Huh. So I just learned that power in my building comes from two separate and not-interdependent lines. How? They keep losing power in the core of the building. I've not heard so much as a single whoomp. I am about as far from the core as you can be without being outside. Kinda weird.
Yay hamentashen! (I always love Purim, because my middle name is Esther and there are nummy cookies.)
Happy Ides Of March!
Seriously, can someone make this lady call me back?
Also, Julius Caesar's March wouldn't be the same month as ours, would it? I mean, had they shifted the calendar by then?
Oh, der. Julian Calendar: [link]
Indeed. I think they were on the Julian calendar and we're on the Gregorian.
Yeah, but there's not much difference between the Julian and the Gregorian.
I learned as a kid that Hamentaschen were "Haman's hat." Probably, children's books were not up to articulating the idea of bloody amputated ears.

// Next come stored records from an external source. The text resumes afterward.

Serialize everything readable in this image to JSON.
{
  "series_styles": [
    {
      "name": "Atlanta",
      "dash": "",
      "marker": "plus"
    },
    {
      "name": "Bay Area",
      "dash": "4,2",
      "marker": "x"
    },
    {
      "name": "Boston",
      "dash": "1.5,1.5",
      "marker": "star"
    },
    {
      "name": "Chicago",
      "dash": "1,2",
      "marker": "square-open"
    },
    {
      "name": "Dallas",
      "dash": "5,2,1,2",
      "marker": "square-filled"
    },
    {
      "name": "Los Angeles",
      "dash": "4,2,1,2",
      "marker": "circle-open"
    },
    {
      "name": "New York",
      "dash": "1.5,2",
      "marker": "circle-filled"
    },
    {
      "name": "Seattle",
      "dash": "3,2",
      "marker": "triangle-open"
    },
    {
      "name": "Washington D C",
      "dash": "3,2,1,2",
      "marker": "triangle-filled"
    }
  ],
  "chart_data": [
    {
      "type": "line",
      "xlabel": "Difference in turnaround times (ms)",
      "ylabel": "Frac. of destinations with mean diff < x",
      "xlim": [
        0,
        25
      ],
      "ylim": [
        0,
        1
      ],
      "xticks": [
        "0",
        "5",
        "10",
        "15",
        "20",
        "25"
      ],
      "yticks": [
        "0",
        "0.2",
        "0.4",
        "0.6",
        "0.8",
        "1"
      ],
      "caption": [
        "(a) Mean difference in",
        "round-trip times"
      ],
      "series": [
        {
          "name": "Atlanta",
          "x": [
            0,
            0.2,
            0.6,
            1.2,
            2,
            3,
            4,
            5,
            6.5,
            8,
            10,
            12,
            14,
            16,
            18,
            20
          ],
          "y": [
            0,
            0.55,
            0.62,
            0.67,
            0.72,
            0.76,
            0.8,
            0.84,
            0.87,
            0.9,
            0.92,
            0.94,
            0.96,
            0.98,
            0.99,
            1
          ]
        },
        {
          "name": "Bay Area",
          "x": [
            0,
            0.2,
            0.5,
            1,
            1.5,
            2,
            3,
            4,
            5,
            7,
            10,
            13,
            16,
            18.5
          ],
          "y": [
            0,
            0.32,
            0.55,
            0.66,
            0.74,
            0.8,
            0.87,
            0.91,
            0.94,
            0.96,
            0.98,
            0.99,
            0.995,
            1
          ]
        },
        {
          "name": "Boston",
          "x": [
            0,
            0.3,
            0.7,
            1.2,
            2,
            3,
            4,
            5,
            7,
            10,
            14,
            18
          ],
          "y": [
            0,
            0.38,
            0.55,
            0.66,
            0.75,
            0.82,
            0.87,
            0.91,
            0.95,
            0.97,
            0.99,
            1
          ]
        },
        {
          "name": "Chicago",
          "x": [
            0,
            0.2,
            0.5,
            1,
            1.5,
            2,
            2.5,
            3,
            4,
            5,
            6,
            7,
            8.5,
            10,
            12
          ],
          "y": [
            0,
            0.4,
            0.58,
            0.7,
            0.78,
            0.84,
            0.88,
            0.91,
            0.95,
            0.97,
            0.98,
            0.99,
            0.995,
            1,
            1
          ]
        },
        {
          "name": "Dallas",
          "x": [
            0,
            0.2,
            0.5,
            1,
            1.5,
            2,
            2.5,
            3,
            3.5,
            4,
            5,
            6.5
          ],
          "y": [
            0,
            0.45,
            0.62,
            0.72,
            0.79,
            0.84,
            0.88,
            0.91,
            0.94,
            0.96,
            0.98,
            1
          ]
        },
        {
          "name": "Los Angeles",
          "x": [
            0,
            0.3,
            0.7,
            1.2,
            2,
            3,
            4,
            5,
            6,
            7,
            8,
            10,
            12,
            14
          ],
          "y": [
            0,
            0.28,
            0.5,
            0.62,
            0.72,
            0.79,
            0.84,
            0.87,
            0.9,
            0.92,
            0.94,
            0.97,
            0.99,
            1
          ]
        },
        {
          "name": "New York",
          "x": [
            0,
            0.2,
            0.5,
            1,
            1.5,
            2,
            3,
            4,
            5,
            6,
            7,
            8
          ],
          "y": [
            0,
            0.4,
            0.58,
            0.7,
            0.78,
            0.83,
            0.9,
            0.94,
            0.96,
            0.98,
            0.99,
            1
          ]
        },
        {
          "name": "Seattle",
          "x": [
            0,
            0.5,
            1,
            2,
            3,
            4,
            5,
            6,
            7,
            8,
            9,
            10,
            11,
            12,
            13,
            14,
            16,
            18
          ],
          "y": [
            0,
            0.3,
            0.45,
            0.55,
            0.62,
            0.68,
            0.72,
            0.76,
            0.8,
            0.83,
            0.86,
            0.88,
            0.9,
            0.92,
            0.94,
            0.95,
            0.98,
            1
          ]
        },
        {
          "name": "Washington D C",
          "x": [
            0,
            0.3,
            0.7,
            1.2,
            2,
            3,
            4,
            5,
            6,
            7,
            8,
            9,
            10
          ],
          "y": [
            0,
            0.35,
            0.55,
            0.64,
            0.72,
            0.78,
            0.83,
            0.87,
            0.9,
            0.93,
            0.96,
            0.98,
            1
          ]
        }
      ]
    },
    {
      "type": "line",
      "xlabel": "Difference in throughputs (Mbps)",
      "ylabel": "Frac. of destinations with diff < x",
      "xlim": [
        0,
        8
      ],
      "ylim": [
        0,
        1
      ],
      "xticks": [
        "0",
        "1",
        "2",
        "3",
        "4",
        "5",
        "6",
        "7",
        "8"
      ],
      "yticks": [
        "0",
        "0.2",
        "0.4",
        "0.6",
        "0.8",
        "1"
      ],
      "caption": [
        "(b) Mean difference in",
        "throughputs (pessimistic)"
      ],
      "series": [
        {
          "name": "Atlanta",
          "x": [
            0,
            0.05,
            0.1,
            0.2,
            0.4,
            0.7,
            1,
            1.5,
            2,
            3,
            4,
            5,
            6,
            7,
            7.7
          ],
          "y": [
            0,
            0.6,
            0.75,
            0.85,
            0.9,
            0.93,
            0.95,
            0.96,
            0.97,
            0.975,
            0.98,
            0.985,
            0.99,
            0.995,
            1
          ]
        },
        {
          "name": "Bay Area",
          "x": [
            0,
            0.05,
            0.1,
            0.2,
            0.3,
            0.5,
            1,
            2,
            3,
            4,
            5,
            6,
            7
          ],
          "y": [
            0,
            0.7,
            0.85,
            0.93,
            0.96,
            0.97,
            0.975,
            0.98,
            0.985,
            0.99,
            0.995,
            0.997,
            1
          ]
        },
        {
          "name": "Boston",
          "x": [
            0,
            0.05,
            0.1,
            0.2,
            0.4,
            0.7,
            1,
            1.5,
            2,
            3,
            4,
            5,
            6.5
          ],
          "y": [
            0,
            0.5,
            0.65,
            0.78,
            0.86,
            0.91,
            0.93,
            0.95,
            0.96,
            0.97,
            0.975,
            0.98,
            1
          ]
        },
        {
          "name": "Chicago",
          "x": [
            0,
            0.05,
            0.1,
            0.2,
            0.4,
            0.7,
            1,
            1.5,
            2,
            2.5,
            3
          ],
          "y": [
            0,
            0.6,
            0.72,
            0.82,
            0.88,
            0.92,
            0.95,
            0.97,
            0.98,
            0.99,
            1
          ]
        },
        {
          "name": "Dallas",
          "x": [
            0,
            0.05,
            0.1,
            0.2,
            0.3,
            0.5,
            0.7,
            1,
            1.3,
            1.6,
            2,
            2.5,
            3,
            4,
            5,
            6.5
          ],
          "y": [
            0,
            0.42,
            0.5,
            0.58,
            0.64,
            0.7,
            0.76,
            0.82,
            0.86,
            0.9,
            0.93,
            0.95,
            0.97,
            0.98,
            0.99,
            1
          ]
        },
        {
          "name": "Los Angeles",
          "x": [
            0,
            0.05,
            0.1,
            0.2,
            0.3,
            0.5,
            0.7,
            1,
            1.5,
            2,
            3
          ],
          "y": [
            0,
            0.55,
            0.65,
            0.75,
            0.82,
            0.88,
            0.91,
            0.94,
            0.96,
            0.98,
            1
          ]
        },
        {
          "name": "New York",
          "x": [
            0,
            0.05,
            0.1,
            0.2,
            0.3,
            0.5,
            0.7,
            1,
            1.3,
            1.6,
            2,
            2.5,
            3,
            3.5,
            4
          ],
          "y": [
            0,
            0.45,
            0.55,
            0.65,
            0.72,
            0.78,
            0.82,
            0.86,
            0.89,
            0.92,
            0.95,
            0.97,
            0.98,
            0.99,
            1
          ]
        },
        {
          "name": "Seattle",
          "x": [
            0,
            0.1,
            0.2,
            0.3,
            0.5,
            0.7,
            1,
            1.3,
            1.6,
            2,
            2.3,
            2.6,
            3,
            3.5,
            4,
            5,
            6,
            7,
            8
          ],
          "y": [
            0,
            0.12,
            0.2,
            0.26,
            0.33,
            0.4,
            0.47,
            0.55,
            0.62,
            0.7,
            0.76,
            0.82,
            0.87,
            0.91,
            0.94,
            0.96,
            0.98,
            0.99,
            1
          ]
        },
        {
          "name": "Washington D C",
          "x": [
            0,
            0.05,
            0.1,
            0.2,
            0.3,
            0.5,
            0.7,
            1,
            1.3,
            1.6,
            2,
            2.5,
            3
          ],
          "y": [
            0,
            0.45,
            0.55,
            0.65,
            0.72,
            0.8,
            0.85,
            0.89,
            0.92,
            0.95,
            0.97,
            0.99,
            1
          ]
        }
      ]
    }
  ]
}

their reading of the "megilah" (the book of Esther)
Nilly, are you familiar with the expression "the whole megillah"? It's Yinglish for "everything." On of my favorite Yinglishisms.
Also, Julius Caesar's March wouldn't be the same month as ours, would it? I mean, had they shifted the calendar by then?
Well, they would really have noticed if their year was only 10 months long. I think July and August were renamed from something else, not added in. Although there have been calendar revisions since then, which is why the Russian Revolution is called Red October, despite it happening (according to the US calendar) in November.
Stop harshing our sensation of impending doom! Et tu, Jesse?